Group eyes old Celanese site
Organizers are targeting a location at the old Celanese plant off Cherry Road near the Catawba River, where plans for a massive redevelopment called Riverwalk would bring shops, homes and a business park.
The developers have agreed to set aside land for free, saying the outdoor track would fit nicely with their plans for ball fields and walking trails. If approved, the track would be built around 2010 or 2011.
Still at issue is whether tax dollars ought to be spent. The $4 million construction cost would mostly come from hospitality taxes and grants controlled by City Hall.
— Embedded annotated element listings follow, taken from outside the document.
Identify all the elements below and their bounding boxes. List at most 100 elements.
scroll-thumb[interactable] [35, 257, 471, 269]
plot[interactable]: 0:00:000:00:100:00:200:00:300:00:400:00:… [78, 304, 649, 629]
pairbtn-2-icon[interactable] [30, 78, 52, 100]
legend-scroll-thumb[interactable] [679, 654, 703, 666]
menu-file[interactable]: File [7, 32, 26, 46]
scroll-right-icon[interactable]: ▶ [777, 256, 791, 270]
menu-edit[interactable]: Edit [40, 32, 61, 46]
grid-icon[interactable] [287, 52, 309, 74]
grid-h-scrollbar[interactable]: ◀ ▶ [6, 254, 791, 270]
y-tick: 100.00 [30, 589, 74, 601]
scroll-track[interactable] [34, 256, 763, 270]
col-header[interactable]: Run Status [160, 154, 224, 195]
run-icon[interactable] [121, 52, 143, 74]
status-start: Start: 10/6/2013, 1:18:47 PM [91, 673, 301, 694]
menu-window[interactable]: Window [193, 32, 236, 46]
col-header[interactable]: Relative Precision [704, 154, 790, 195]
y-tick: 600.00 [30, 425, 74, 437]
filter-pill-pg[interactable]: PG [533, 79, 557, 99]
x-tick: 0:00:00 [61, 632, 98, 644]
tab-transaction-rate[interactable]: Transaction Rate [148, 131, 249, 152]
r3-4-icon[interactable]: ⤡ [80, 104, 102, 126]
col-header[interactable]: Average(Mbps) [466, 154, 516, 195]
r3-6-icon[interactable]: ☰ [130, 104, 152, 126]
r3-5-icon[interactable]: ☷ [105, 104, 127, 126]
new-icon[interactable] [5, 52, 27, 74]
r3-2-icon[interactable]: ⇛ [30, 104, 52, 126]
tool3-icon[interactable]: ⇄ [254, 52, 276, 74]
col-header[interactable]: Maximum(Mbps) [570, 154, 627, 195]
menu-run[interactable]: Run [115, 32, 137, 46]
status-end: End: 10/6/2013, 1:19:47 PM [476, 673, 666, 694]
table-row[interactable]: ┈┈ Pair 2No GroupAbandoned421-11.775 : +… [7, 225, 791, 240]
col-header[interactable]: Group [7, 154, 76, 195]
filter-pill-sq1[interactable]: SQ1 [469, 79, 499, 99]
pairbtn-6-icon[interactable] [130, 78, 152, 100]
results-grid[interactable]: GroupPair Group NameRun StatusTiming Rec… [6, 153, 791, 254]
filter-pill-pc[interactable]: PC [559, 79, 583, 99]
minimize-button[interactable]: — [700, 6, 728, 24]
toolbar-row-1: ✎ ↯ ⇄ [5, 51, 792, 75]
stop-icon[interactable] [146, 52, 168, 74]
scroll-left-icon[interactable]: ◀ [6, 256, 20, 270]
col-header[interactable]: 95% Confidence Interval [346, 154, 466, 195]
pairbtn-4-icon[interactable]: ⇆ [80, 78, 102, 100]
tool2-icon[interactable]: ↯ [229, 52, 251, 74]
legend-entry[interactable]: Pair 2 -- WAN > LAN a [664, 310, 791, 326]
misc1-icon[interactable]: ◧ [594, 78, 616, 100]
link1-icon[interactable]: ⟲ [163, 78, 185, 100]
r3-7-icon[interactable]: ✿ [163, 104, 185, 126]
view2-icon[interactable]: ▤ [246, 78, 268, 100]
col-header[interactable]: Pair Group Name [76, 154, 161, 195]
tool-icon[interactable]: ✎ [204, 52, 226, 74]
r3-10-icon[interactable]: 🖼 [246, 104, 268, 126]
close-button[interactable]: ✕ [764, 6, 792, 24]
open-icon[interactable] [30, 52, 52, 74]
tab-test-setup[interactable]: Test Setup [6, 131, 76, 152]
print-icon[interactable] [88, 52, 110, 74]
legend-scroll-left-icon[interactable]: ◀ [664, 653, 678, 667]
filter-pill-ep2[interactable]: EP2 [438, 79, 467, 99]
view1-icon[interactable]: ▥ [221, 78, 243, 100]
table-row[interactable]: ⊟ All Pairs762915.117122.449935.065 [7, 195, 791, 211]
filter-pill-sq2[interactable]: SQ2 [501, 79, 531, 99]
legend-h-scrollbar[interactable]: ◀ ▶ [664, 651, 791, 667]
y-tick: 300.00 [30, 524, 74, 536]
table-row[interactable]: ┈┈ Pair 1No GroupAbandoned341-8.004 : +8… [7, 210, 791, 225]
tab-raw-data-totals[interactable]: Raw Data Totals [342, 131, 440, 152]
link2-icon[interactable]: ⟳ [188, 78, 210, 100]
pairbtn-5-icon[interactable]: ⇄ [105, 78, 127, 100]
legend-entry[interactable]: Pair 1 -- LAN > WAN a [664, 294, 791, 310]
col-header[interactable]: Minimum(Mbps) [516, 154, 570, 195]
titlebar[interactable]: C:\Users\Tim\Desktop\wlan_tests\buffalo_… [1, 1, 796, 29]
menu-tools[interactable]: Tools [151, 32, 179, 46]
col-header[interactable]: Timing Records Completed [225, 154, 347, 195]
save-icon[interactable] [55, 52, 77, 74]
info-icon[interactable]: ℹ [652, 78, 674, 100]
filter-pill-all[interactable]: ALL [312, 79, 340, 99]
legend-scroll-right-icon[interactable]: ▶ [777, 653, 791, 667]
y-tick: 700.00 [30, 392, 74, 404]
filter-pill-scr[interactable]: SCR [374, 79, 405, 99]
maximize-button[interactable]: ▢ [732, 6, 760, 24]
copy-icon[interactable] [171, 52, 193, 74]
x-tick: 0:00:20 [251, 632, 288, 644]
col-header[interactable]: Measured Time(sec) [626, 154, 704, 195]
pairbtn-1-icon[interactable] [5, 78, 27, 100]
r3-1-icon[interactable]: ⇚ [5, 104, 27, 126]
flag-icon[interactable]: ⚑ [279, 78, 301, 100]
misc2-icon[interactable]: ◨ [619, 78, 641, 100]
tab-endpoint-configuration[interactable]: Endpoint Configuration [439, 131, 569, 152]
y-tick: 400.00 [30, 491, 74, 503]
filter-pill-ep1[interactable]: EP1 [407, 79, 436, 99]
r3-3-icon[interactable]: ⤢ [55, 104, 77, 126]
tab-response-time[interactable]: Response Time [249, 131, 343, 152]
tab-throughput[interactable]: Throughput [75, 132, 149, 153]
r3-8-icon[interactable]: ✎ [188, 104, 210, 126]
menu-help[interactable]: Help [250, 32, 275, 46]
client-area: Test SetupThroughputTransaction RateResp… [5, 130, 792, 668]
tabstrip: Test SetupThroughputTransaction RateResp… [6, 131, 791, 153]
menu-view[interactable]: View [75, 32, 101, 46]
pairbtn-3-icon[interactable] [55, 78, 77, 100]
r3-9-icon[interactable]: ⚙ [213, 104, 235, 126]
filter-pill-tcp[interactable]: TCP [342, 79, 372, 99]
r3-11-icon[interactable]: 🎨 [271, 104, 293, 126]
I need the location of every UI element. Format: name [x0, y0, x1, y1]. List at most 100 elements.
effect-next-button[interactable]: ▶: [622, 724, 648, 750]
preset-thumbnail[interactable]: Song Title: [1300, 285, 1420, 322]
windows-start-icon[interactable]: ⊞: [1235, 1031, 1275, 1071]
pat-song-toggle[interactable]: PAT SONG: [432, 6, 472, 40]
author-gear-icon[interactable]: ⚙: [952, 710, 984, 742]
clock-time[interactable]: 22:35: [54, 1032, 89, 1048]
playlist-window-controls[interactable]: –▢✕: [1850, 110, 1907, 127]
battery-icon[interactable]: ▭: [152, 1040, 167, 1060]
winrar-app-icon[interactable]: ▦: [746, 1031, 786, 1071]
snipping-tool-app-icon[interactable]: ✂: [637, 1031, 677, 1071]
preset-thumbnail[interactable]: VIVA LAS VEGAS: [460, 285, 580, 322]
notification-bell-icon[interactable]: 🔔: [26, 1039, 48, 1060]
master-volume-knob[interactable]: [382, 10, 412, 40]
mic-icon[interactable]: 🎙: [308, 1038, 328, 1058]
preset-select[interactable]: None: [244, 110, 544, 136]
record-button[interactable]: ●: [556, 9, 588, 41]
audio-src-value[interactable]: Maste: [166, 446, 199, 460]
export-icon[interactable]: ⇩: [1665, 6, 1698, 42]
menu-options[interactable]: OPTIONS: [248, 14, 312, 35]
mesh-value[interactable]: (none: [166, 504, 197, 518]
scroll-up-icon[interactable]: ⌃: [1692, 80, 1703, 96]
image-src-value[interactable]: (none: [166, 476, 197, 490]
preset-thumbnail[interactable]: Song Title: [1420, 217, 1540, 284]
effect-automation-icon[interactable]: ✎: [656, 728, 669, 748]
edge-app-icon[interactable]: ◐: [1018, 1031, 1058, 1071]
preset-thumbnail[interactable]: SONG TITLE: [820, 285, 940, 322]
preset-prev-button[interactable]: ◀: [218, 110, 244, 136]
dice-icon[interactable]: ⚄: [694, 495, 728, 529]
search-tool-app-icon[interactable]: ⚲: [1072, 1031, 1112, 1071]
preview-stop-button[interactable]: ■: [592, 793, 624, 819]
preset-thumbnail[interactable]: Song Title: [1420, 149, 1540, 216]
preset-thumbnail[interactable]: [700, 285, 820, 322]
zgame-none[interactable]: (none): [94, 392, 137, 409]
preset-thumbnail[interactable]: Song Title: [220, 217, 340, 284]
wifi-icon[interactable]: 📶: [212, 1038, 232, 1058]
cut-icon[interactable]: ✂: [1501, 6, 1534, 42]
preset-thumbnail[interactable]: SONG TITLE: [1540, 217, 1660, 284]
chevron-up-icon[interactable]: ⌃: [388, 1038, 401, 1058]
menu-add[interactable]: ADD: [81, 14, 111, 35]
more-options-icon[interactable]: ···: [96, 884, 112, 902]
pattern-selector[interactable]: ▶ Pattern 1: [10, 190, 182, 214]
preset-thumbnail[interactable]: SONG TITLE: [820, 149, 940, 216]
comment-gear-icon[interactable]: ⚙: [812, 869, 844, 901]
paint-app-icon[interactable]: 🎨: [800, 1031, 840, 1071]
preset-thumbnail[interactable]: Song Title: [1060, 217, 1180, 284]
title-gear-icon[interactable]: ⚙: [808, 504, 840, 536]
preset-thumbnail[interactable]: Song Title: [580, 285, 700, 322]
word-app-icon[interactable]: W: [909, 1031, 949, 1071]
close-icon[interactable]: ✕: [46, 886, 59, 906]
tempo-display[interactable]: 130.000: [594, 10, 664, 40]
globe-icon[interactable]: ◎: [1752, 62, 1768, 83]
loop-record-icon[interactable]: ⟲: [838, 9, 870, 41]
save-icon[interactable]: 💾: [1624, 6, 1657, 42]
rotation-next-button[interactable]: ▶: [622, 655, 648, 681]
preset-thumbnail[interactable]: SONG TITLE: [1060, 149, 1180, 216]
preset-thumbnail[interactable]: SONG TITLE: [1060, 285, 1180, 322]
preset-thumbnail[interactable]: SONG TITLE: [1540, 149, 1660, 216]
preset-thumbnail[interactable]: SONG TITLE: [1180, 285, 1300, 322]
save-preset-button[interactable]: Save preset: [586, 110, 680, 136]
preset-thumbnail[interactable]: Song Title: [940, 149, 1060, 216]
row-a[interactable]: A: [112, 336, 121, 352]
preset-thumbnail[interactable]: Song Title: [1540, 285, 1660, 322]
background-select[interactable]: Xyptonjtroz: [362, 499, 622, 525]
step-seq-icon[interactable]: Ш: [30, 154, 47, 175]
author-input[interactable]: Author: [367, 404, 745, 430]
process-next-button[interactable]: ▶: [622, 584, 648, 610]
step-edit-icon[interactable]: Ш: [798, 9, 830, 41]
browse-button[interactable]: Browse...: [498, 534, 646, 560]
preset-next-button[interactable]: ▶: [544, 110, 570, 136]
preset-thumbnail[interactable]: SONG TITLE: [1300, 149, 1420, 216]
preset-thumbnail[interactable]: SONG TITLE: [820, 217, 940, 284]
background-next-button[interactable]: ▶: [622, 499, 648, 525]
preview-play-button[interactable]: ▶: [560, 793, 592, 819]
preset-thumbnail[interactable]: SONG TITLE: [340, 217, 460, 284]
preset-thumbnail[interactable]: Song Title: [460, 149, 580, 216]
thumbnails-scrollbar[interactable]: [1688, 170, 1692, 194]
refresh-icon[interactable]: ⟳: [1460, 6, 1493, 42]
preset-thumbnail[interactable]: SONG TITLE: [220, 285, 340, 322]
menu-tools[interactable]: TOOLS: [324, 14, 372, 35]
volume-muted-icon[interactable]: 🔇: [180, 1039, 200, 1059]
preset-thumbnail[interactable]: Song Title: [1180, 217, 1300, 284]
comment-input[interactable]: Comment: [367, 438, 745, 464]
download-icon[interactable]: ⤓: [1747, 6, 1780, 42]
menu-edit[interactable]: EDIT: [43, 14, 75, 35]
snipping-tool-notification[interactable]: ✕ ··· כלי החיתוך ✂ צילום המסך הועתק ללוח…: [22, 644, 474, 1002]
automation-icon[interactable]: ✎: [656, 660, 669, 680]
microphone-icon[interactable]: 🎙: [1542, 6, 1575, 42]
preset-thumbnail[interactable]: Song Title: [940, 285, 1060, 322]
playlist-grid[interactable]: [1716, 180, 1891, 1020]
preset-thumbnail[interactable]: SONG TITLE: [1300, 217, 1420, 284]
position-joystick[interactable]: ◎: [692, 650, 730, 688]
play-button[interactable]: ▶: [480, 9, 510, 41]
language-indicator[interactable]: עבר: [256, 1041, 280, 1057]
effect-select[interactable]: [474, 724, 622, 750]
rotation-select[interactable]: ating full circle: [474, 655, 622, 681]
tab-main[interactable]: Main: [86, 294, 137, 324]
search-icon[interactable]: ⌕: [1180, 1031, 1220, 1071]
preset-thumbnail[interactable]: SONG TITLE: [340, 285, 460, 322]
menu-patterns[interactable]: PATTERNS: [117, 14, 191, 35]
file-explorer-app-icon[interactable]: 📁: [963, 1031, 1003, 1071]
A group of cycling buffs on the Carolina Velodrome Association pledged $500,000 to go along with the donated land, valued at $600,000.
McColl is an adviser to the association, as is Humpy Wheeler, who recently retired as president of Lowe's Motor Speedway in Concord, N.C.
"They've had a lot of experience with how to get things done in the world," said velodrome organizer Mike Cowan. "Having their support can be very helpful. Obviously, their names lend a certain credibility to the project."
The center would host national-caliber events such as Olympic time trials and USA Cycling races at least three times a year, backers say.
Before they make any commitments, city officials want guarantees that the center also would serve local folks by offering riding classes for youngsters, field trips for school groups and similar activities.
"We can't build a facility just for national cycling races," Mayor Doug Echols said. "If we're going to put public dollars in it, then it has to have multiple uses. We need to think in terms of maximizing the investment year-round."
A study done by Clemson University's tourism institute found the track would generate $4.4 million in annual economic impact for Rock Hill. That's because competitors would spend money on hotels, restaurants and entertainment when they come to town for events.